Isabel raised an eyebrow. “Is that what you’d say to me?”

She hadn’t been fully honest with herself. She wasn’t just helping Mira because she believed in lifting up all working people. She did believe in that, of course. But, more than that, she hated the thought of Mira running out of money and having no one to turn to for help.

She wanted to protect Mira. The instinct that had kicked in that night at the club had never gone away.

And the truth was, she’d been looking at Mira’s mouth, at the one undone button of her cardigan under her collarbones. Knowing that if they were in any other situation at all—if they weren’t roommates, if Isabel weren’t a mess—Isabel would be imagining undoing the rest of those buttons, one by one, all the way down.

She forced herself to look at Mira’s eyes. Those dark eyes that were so easy to get lost in. Isabel was in trouble.

“No.” Mira smiled and glanced down. Then her serious demeanor returned. Isabel was in deep, deep trouble. Or she would be, if she didn’t control herself. “First of all, I’m sorry to hear that,” Mira said, to the downtrodden grad student Isabel was role-playing. “That’s terrible and unfair to you.

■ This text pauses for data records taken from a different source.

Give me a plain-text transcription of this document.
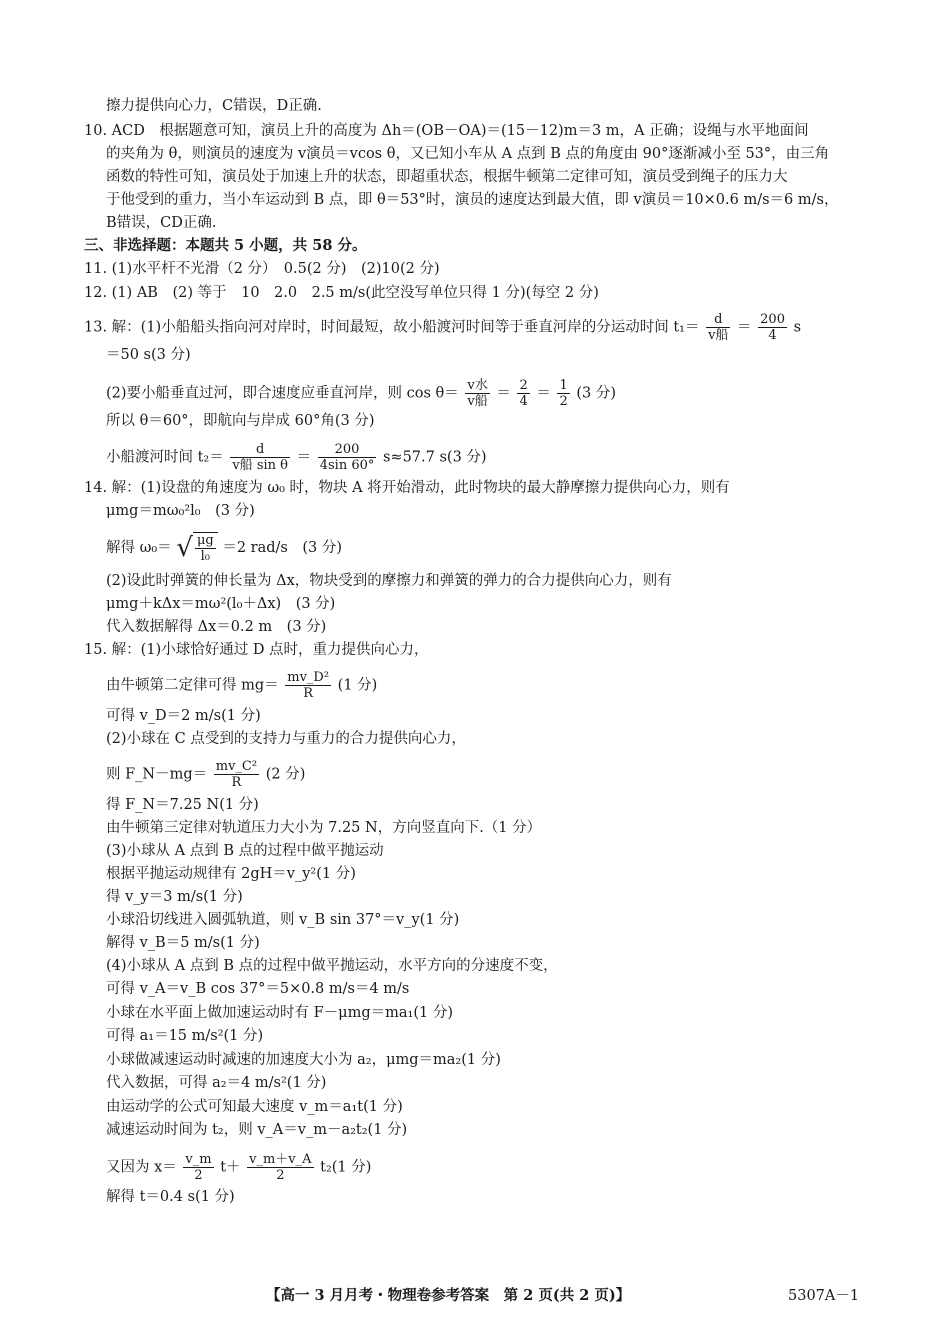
擦力提供向心力，C错误，D正确.
10. ACD　根据题意可知，演员上升的高度为 Δh＝(OB－OA)＝(15－12)m＝3 m，A 正确；设绳与水平地面间
的夹角为 θ，则演员的速度为 v演员＝vcos θ，又已知小车从 A 点到 B 点的角度由 90°逐渐减小至 53°，由三角
函数的特性可知，演员处于加速上升的状态，即超重状态，根据牛顿第二定律可知，演员受到绳子的压力大
于他受到的重力，当小车运动到 B 点，即 θ＝53°时，演员的速度达到最大值，即 v演员＝10×0.6 m/s＝6 m/s，
B错误，CD正确.
三、非选择题：本题共 5 小题，共 58 分。
11. (1)水平杆不光滑（2 分）　0.5(2 分)　(2)10(2 分)
12. (1) AB　(2) 等于　10　2.0　2.5 m/s(此空没写单位只得 1 分)(每空 2 分)
13. 解：(1)小船船头指向河对岸时，时间最短，故小船渡河时间等于垂直河岸的分运动时间 $t_1= \frac{d}{\text{v船}} = \frac{200}{4}$ s
＝50 s(3 分)
(2)要小船垂直过河，即合速度应垂直河岸，则 $\cos \theta= \frac{\text{v水}}{\text{v船}} = \frac{2}{4} = \frac{1}{2} (3$ 分)
所以 θ＝60°，即航向与岸成 60°角(3 分)
小船渡河时间 $t_2= \frac{d}{\text{v船 sin θ}} = \frac{200}{4\sin 60^\circ} s\approx 57.7$ s(3 分)
14. 解：(1)设盘的角速度为 ω₀ 时，物块 A 将开始滑动，此时物块的最大静摩擦力提供向心力，则有
μmg＝mω₀²l₀　(3 分)
解得 ω₀＝ √ $\frac{\mu g}{\text{l₀}} =2$ rad/s　(3 分)
(2)设此时弹簧的伸长量为 Δx，物块受到的摩擦力和弹簧的弹力的合力提供向心力，则有
μmg＋kΔx＝mω²(l₀＋Δx)　(3 分)
代入数据解得 Δx＝0.2 m　(3 分)
15. 解：(1)小球恰好通过 D 点时，重力提供向心力，
由牛顿第二定律可得 $mg= \frac{\text{mv\_D²}}{R} (1$ 分)
可得 v_D＝2 m/s(1 分)
(2)小球在 C 点受到的支持力与重力的合力提供向心力，
则 F_N－mg＝ $\frac{\text{mv\_C²}}{R} (2$ 分)
得 F_N＝7.25 N(1 分)
由牛顿第三定律对轨道压力大小为 7.25 N，方向竖直向下.（1 分）
(3)小球从 A 点到 B 点的过程中做平抛运动
根据平抛运动规律有 2gH＝v_y²(1 分)
得 v_y＝3 m/s(1 分)
小球沿切线进入圆弧轨道，则 v_B sin 37°＝v_y(1 分)
解得 v_B＝5 m/s(1 分)
(4)小球从 A 点到 B 点的过程中做平抛运动，水平方向的分速度不变，
可得 v_A＝v_B cos 37°＝5×0.8 m/s＝4 m/s
小球在水平面上做加速运动时有 F－μmg＝ma₁(1 分)
可得 a₁＝15 m/s²(1 分)
小球做减速运动时减速的加速度大小为 a₂，μmg＝ma₂(1 分)
代入数据，可得 a₂＝4 m/s²(1 分)
由运动学的公式可知最大速度 v_m＝a₁t(1 分)
减速运动时间为 t₂，则 v_A＝v_m－a₂t₂(1 分)
又因为 $x= \frac{v\_m}{2} t+ \frac{v\_m+v\_A}{2} t_2(1$ 分)
解得 t＝0.4 s(1 分)
【高一 3 月月考・物理卷参考答案　第 2 页(共 2 页)】	5307A－1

You shouldn’t have to deal with that by yourself. Have you been able to get any help or support for any of these issues?”

Mira’s sympathy was so convincing that Isabel was caught off-guard. She was mesmerized, tempted to open up about her nonexistent advisor. “No,” she said curtly, pushing her emotions down.“I can’t just ask the grad student office if they’ll pay me more.”